Crocodile oil has been used for centuries in indigenous communities to speed up the wound healing process and treat serious skin conditions, says Golden 8 director Josephine Robson.

“The crocodile has one of the most powerful immune systems in nature,” she explains. “Their impenetrable skin remains resilient in the most extreme of tropical environments.”

Packed with other native ingredients, such as quandong (a wild peach), desert lime and wattle seed, Golden 8’s top-selling products include face serum, hand wash and hand cream, body lotion, and soothing cream for sensitive skins.

Fifth generation herbalist Ian White has distilled the far north’s more obscure flora in his longer-established Australian Bush Flower Essences range, now distributed in more than 30 countries around the world.

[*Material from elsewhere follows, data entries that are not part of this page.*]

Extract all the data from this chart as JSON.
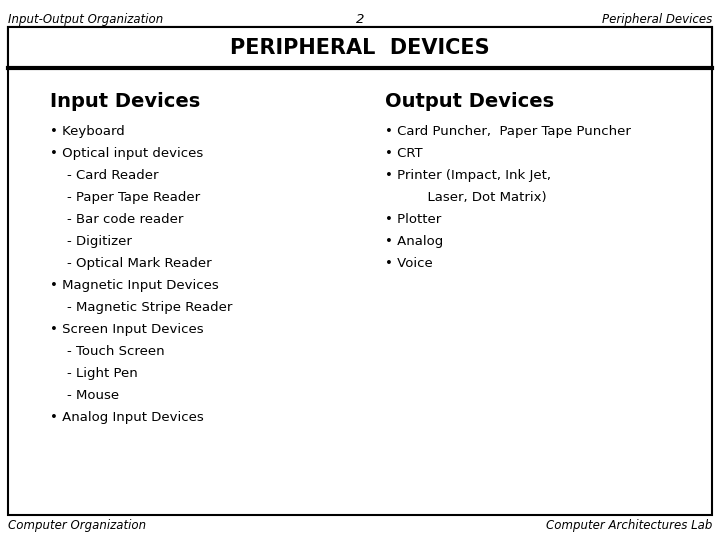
{
  "header_left": "Input-Output Organization",
  "header_center": "2",
  "header_right": "Peripheral Devices",
  "title": "PERIPHERAL  DEVICES",
  "section_left": "Input Devices",
  "section_right": "Output Devices",
  "left_items": [
    "• Keyboard",
    "• Optical input devices",
    "    - Card Reader",
    "    - Paper Tape Reader",
    "    - Bar code reader",
    "    - Digitizer",
    "    - Optical Mark Reader",
    "• Magnetic Input Devices",
    "    - Magnetic Stripe Reader",
    "• Screen Input Devices",
    "    - Touch Screen",
    "    - Light Pen",
    "    - Mouse",
    "• Analog Input Devices"
  ],
  "right_items": [
    "• Card Puncher,  Paper Tape Puncher",
    "• CRT",
    "• Printer (Impact, Ink Jet,",
    "          Laser, Dot Matrix)",
    "• Plotter",
    "• Analog",
    "• Voice"
  ],
  "footer_left": "Computer Organization",
  "footer_right": "Computer Architectures Lab",
  "bg_color": "#ffffff",
  "border_color": "#000000",
  "header_font_size": 8.5,
  "title_font_size": 15,
  "section_font_size": 14,
  "body_font_size": 9.5,
  "footer_font_size": 8.5
}
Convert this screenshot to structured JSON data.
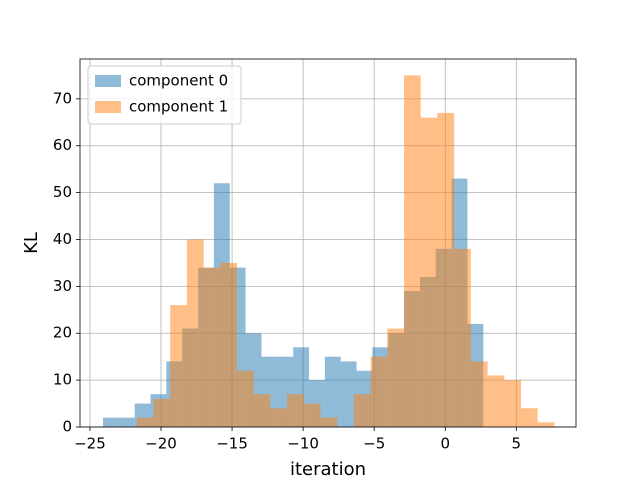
{
  "chart_data": {
    "type": "histogram",
    "xlabel": "iteration",
    "ylabel": "KL",
    "series": [
      {
        "name": "component 0",
        "color": "#1f77b4",
        "opacity": 0.5,
        "bins": [
          -24.08,
          -22.97,
          -21.85,
          -20.74,
          -19.62,
          -18.51,
          -17.39,
          -16.28,
          -15.16,
          -14.05,
          -12.93,
          -11.82,
          -10.7,
          -9.59,
          -8.47,
          -7.36,
          -6.24,
          -5.13,
          -4.01,
          -2.9,
          -1.78,
          -0.67,
          0.45,
          1.56,
          2.68
        ],
        "values": [
          2,
          2,
          5,
          7,
          14,
          21,
          34,
          52,
          34,
          20,
          15,
          15,
          17,
          10,
          15,
          14,
          12,
          17,
          20,
          29,
          32,
          38,
          53,
          22
        ]
      },
      {
        "name": "component 1",
        "color": "#ff7f0e",
        "opacity": 0.5,
        "bins": [
          -21.7,
          -20.53,
          -19.35,
          -18.18,
          -17.0,
          -15.83,
          -14.65,
          -13.48,
          -12.3,
          -11.13,
          -9.95,
          -8.78,
          -7.6,
          -6.43,
          -5.25,
          -4.08,
          -2.9,
          -1.73,
          -0.55,
          0.63,
          1.8,
          2.98,
          4.15,
          5.33,
          6.5,
          7.68
        ],
        "values": [
          2,
          6,
          26,
          40,
          34,
          35,
          12,
          7,
          4,
          7,
          5,
          2,
          0,
          7,
          15,
          21,
          75,
          66,
          67,
          38,
          14,
          11,
          10,
          4,
          1
        ]
      }
    ],
    "xlim": [
      -25.7,
      9.2
    ],
    "ylim": [
      0,
      78.5
    ],
    "xticks": [
      {
        "value": -25,
        "label": "−25"
      },
      {
        "value": -20,
        "label": "−20"
      },
      {
        "value": -15,
        "label": "−15"
      },
      {
        "value": -10,
        "label": "−10"
      },
      {
        "value": -5,
        "label": "−5"
      },
      0,
      5
    ],
    "yticks": [
      0,
      10,
      20,
      30,
      40,
      50,
      60,
      70
    ],
    "grid": true,
    "legend": "upper left"
  }
}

White notes that essences including bauhinia (which promotes flexibility and openness), bluebell (which encourages heart opening) and mintbush (which inspires clarity, calm, and coping skills) all originate in the Top End, and promote metaphysical as well as physical benefits.

Many of these products are available via the click of a mouse, so even if you can’t make the trip Down Under, you can still enjoy the fruits of this fertile soil.

This story appeared as Bush remedies in the January/February 2019 issue of AsiaSpa.